Prospects aside, a look at the stock performances over the past year and six months are illustrated in the graphs below. Usually I take a 5-year picture of the stocks and analyze troughs and crests. In this case, however, the fall from grace in the stock market is already well documented for both Nokia and BlackBerry. The stocks lost almost 90% of their value over the past 4 years, making it more relevant to focus on the present movement of these two. The two stocks are compared with the Dow Jones Industrial Average and the S&P 500.
From a year ago, Nokia and BlackBerry are down by 17.03% and 3.75%, respectively. For a long while, a lot of people kept on talking about how Nokia is a buy for the short and medium term investors. However, that seems to have been incorrect as the graph suggests. In an earlier article, I stated that Nokia cannot rely on Lumia devices to lift its fortunes, even though the smartphone range saw an increase of 27% in its latest quarter, compared to Q4 2012.

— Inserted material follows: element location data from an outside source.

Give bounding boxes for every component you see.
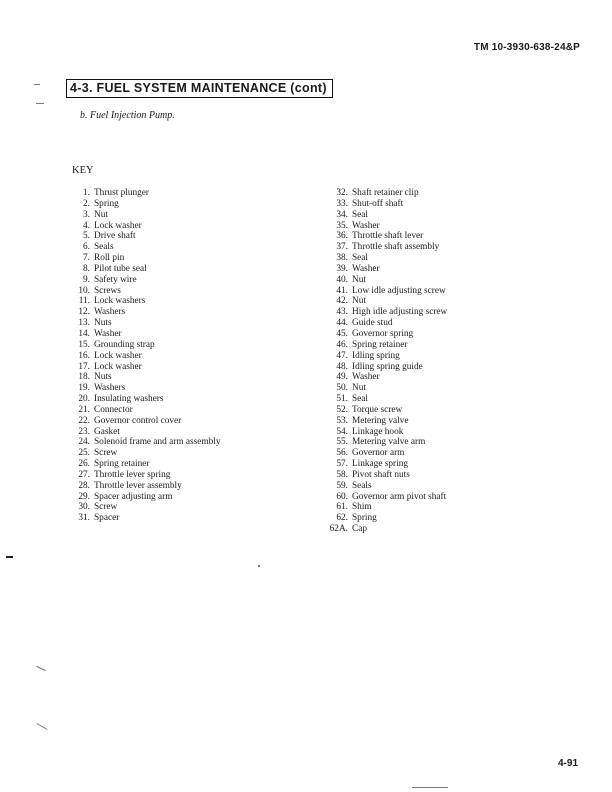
key-item xyxy=(328,199,447,210)
key-item xyxy=(70,416,221,427)
key-item xyxy=(70,307,221,318)
key-item-text: Governor spring xyxy=(352,328,414,339)
key-item-text: Shaft retainer clip xyxy=(352,188,419,198)
key-item xyxy=(328,372,447,383)
key-item-text: Washer xyxy=(352,220,380,231)
key-item-text: Seals xyxy=(94,242,114,253)
key-item-number: 6. xyxy=(83,242,90,253)
key-item-number: 51. xyxy=(336,394,348,405)
key-item xyxy=(70,210,221,221)
key-item-text: Seal xyxy=(352,253,369,264)
key-item-text: Screw xyxy=(94,502,118,513)
key-item-number: 56. xyxy=(336,448,348,459)
key-item-text: Throttle lever assembly xyxy=(94,480,182,491)
key-item-text: Linkage hook xyxy=(352,426,404,437)
key-item-number: 7. xyxy=(83,253,90,264)
key-item xyxy=(328,329,447,340)
scan-mark xyxy=(36,103,44,104)
key-item-text: Idling spring guide xyxy=(352,361,423,372)
key-item-number: 9. xyxy=(83,274,90,285)
key-item-number: 5. xyxy=(83,231,90,242)
key-item-number: 54. xyxy=(336,426,348,437)
key-item-number: 1. xyxy=(83,188,90,198)
key-item-text: Washer xyxy=(352,372,380,383)
key-item-number: 29. xyxy=(78,491,90,502)
key-item-text: Metering valve arm xyxy=(352,437,426,448)
key-list-right xyxy=(328,188,447,535)
key-item-number: 26. xyxy=(78,459,90,470)
key-item-text: Seal xyxy=(352,394,369,405)
key-item-number: 4. xyxy=(83,220,90,231)
key-item-text: Nut xyxy=(352,383,366,394)
key-item xyxy=(328,492,447,503)
key-item-number: 60. xyxy=(336,491,348,502)
key-item xyxy=(70,502,221,513)
key-item-number: 36. xyxy=(336,231,348,242)
key-item xyxy=(328,340,447,351)
key-item xyxy=(70,448,221,459)
key-item xyxy=(328,188,447,199)
key-item xyxy=(328,362,447,373)
key-item xyxy=(70,242,221,253)
key-item-text: Cap xyxy=(352,524,367,535)
scan-mark xyxy=(412,787,448,788)
key-item xyxy=(328,253,447,264)
key-item-text: Solenoid frame and arm assembly xyxy=(94,437,221,448)
key-item xyxy=(328,448,447,459)
key-item xyxy=(70,470,221,481)
scan-mark xyxy=(34,84,40,85)
key-item-number: 10. xyxy=(78,285,90,296)
key-item xyxy=(328,405,447,416)
key-item xyxy=(70,221,221,232)
key-item-number: 59. xyxy=(336,480,348,491)
key-item xyxy=(70,199,221,210)
key-item-number: 32. xyxy=(336,188,348,198)
key-item xyxy=(70,492,221,503)
key-item xyxy=(328,416,447,427)
key-item-number: 46. xyxy=(336,339,348,350)
key-item xyxy=(70,351,221,362)
key-item-number: 49. xyxy=(336,372,348,383)
key-item xyxy=(328,481,447,492)
scan-mark xyxy=(36,666,45,671)
key-item xyxy=(70,383,221,394)
key-item-number: 23. xyxy=(78,426,90,437)
key-item-text: Throttle shaft lever xyxy=(352,231,424,242)
key-item xyxy=(70,459,221,470)
key-item-number: 12. xyxy=(78,307,90,318)
key-item-text: Screw xyxy=(94,448,118,459)
key-item xyxy=(70,362,221,373)
key-item xyxy=(70,264,221,275)
key-item-number: 27. xyxy=(78,469,90,480)
key-item-number: 18. xyxy=(78,372,90,383)
tm-number: TM 10-3930-638-24&P xyxy=(473,42,580,53)
key-item-number: 62A. xyxy=(329,524,348,535)
key-item-number: 43. xyxy=(336,307,348,318)
key-item-number: 11. xyxy=(78,296,90,307)
key-item-number: 55. xyxy=(336,437,348,448)
key-item-number: 53. xyxy=(336,415,348,426)
key-item-number: 20. xyxy=(78,394,90,405)
key-item xyxy=(70,394,221,405)
key-item-text: Throttle shaft assembly xyxy=(352,242,440,253)
key-item xyxy=(328,296,447,307)
key-item-number: 40. xyxy=(336,274,348,285)
key-item-text: Screws xyxy=(94,285,121,296)
key-item-number: 44. xyxy=(336,318,348,329)
key-item xyxy=(328,307,447,318)
key-item-number: 2. xyxy=(83,198,90,209)
key-item-number: 50. xyxy=(336,383,348,394)
key-item-text: Insulating washers xyxy=(94,394,164,405)
key-item-number: 19. xyxy=(78,383,90,394)
key-item-text: Pilot tube seal xyxy=(94,263,147,274)
key-item-number: 3. xyxy=(83,209,90,220)
key-item-text: Washers xyxy=(94,307,126,318)
key-item-number: 42. xyxy=(336,296,348,307)
key-item-number: 25. xyxy=(78,448,90,459)
key-item-text: Linkage spring xyxy=(352,459,409,470)
key-item-number: 13. xyxy=(78,318,90,329)
key-item-number: 35. xyxy=(336,220,348,231)
key-item-text: Spring retainer xyxy=(94,459,150,470)
key-item xyxy=(70,437,221,448)
key-item-text: Connector xyxy=(94,404,133,415)
key-item xyxy=(70,188,221,199)
key-item-text: Pivot shaft nuts xyxy=(352,469,410,480)
key-item-number: 8. xyxy=(83,263,90,274)
key-item xyxy=(70,296,221,307)
key-item-text: Spring retainer xyxy=(352,339,408,350)
key-item-number: 45. xyxy=(336,328,348,339)
key-item-number: 47. xyxy=(336,350,348,361)
key-item-number: 37. xyxy=(336,242,348,253)
key-item xyxy=(70,318,221,329)
key-item-text: Spring xyxy=(352,513,377,524)
key-item xyxy=(328,427,447,438)
key-item-text: Lock washer xyxy=(94,350,142,361)
key-item xyxy=(328,242,447,253)
key-item-number: 14. xyxy=(78,328,90,339)
key-list-left xyxy=(70,188,221,524)
key-item xyxy=(70,253,221,264)
key-item-text: Drive shaft xyxy=(94,231,136,242)
key-item-number: 34. xyxy=(336,209,348,220)
key-item-text: Grounding strap xyxy=(94,339,155,350)
key-item-text: Washer xyxy=(352,263,380,274)
key-item xyxy=(328,437,447,448)
key-item-text: Low idle adjusting screw xyxy=(352,285,446,296)
scan-mark xyxy=(6,556,13,558)
key-item xyxy=(70,286,221,297)
key-item xyxy=(70,481,221,492)
scan-mark xyxy=(258,565,260,567)
key-item-number: 39. xyxy=(336,263,348,274)
key-item xyxy=(328,231,447,242)
key-item-number: 17. xyxy=(78,361,90,372)
key-item-text: Governor control cover xyxy=(94,415,182,426)
key-item-text: Nuts xyxy=(94,318,112,329)
key-item xyxy=(70,405,221,416)
key-item xyxy=(328,264,447,275)
key-item-text: Seal xyxy=(352,209,369,220)
section-title: 4-3. FUEL SYSTEM MAINTENANCE (cont) xyxy=(66,79,333,98)
key-item-text: Spacer adjusting arm xyxy=(94,491,173,502)
key-item xyxy=(70,513,221,524)
key-item-text: Idling spring xyxy=(352,350,400,361)
key-item xyxy=(328,513,447,524)
key-item-number: 48. xyxy=(336,361,348,372)
key-item xyxy=(328,210,447,221)
key-item-text: Shut-off shaft xyxy=(352,198,404,209)
key-item-text: Governor arm xyxy=(352,448,405,459)
key-item xyxy=(70,427,221,438)
key-item xyxy=(70,231,221,242)
key-item-text: Washers xyxy=(94,383,126,394)
key-item xyxy=(70,372,221,383)
key-heading: KEY xyxy=(72,165,94,176)
key-item-text: High idle adjusting screw xyxy=(352,307,448,318)
key-item xyxy=(328,524,447,535)
key-item-text: Lock washer xyxy=(94,220,142,231)
key-item xyxy=(328,470,447,481)
key-item-text: Gasket xyxy=(94,426,120,437)
key-item xyxy=(70,275,221,286)
key-item-text: Throttle lever spring xyxy=(94,469,171,480)
key-item xyxy=(328,502,447,513)
key-item xyxy=(328,221,447,232)
subsection-heading: b. Fuel Injection Pump. xyxy=(80,110,175,121)
key-item-text: Guide stud xyxy=(352,318,393,329)
key-item xyxy=(328,383,447,394)
key-item-number: 16. xyxy=(78,350,90,361)
key-item-text: Seals xyxy=(352,480,372,491)
key-item-number: 58. xyxy=(336,469,348,480)
key-item-number: 41. xyxy=(336,285,348,296)
key-item-number: 21. xyxy=(78,404,90,415)
key-item xyxy=(328,275,447,286)
key-item xyxy=(328,394,447,405)
key-item-number: 30. xyxy=(78,502,90,513)
key-item xyxy=(328,351,447,362)
key-item xyxy=(328,286,447,297)
key-item-text: Nuts xyxy=(94,372,112,383)
key-item-number: 15. xyxy=(78,339,90,350)
key-item-number: 33. xyxy=(336,198,348,209)
key-item-text: Nut xyxy=(352,274,366,285)
key-item-number: 52. xyxy=(336,404,348,415)
key-item-number: 28. xyxy=(78,480,90,491)
key-item-text: Shim xyxy=(352,502,372,513)
key-item-number: 61. xyxy=(336,502,348,513)
key-item-text: Lock washer xyxy=(94,361,142,372)
key-item-number: 57. xyxy=(336,459,348,470)
key-item-text: Safety wire xyxy=(94,274,137,285)
scan-mark xyxy=(37,723,48,730)
key-item-text: Spring xyxy=(94,198,119,209)
key-item-text: Nut xyxy=(94,209,108,220)
key-item-number: 22. xyxy=(78,415,90,426)
key-item-text: Metering valve xyxy=(352,415,409,426)
key-item-text: Lock washers xyxy=(94,296,146,307)
key-item-text: Thrust plunger xyxy=(94,188,149,198)
key-item-text: Governor arm pivot shaft xyxy=(352,491,447,502)
key-item-number: 24. xyxy=(78,437,90,448)
key-item xyxy=(328,459,447,470)
key-item xyxy=(70,329,221,340)
key-item-number: 38. xyxy=(336,253,348,264)
key-item xyxy=(70,340,221,351)
key-item-number: 31. xyxy=(78,513,90,524)
key-item-text: Spacer xyxy=(94,513,120,524)
key-item xyxy=(328,318,447,329)
key-item-text: Roll pin xyxy=(94,253,125,264)
key-item-text: Washer xyxy=(94,328,122,339)
key-item-number: 62. xyxy=(336,513,348,524)
key-item-text: Nut xyxy=(352,296,366,307)
page-number: 4-91 xyxy=(557,758,578,769)
key-item-text: Torque screw xyxy=(352,404,403,415)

With the launch of its BB10 devices, BlackBerry has seen an upturn of sorts, which has had a half-baked effect on the stock market, especially since the results of its new devices were not included in its latest quarterly update. Judging from external sales estimates and consumer feedback, the BB10 is a fairly efficient device, whose multi-tasking functionality really is as good as it is suggested. Large orders are coming in for the product from Canada, Europe and India, but not from the United States.
Make or Break for Investors
Right now NOK and BBRY are two stocks that offer a lot of potential but no concrete upside for investors. While the inventories of the new products continue to dwindle due to increased demand, the two companies are just not strong enough to battle with the industry heavyweights, Apple and Google. I firmly believe that things will definitely improve for BBRY. I feel a lot more positively about BBRY than NOK due to the smartphone pedigree that BBRY enjoys. However, with this in mind, I would still suggest that investors steer clear of these two stocks. While they are cheap and easy to buy, their return for the medium term is limited, unless you can see NOK and BBRY eating into the fortunes of AAPL and GOOG. Furthermore, I don't see the two companies focusing on China with their smartphone products, which leaves them handicapped in the overall smartphone market.
Morningstar provides the following rating for the two stocks: NOK - 1/9 buy, 1/9 outperform, 4/9 hold, 1/9 underperform, 2/9 sell. BBRY - 3/24 buy, 2/24 outperform, 12/24 hold, 7/24 sell.
Currently, I would pass considering Nokia or BlackBerry as the comeback kings, as well as reliable BUY candidates in the long run. I would say that these tech stocks are just not going to scale the heights of the stock market simply because they are plying their trades in the wrong market. One day, the 'forgotten maestros' may indeed become the comeback kings either introducing cheap products into China and other developing countries or continuing struggle for staying afloat. However, for that transformation they need time at least. So let's all take a deep breath and take a look at how it will go.
Disclosure: I have no positions in any stocks mentioned, and no plans to initiate any positions within the next 72 hours. I wrote this article myself, and it expresses my own opinions. I am not receiving compensation for it (other than from Seeking Alpha). I have no business relationship with any company whose stock is mentioned in this article.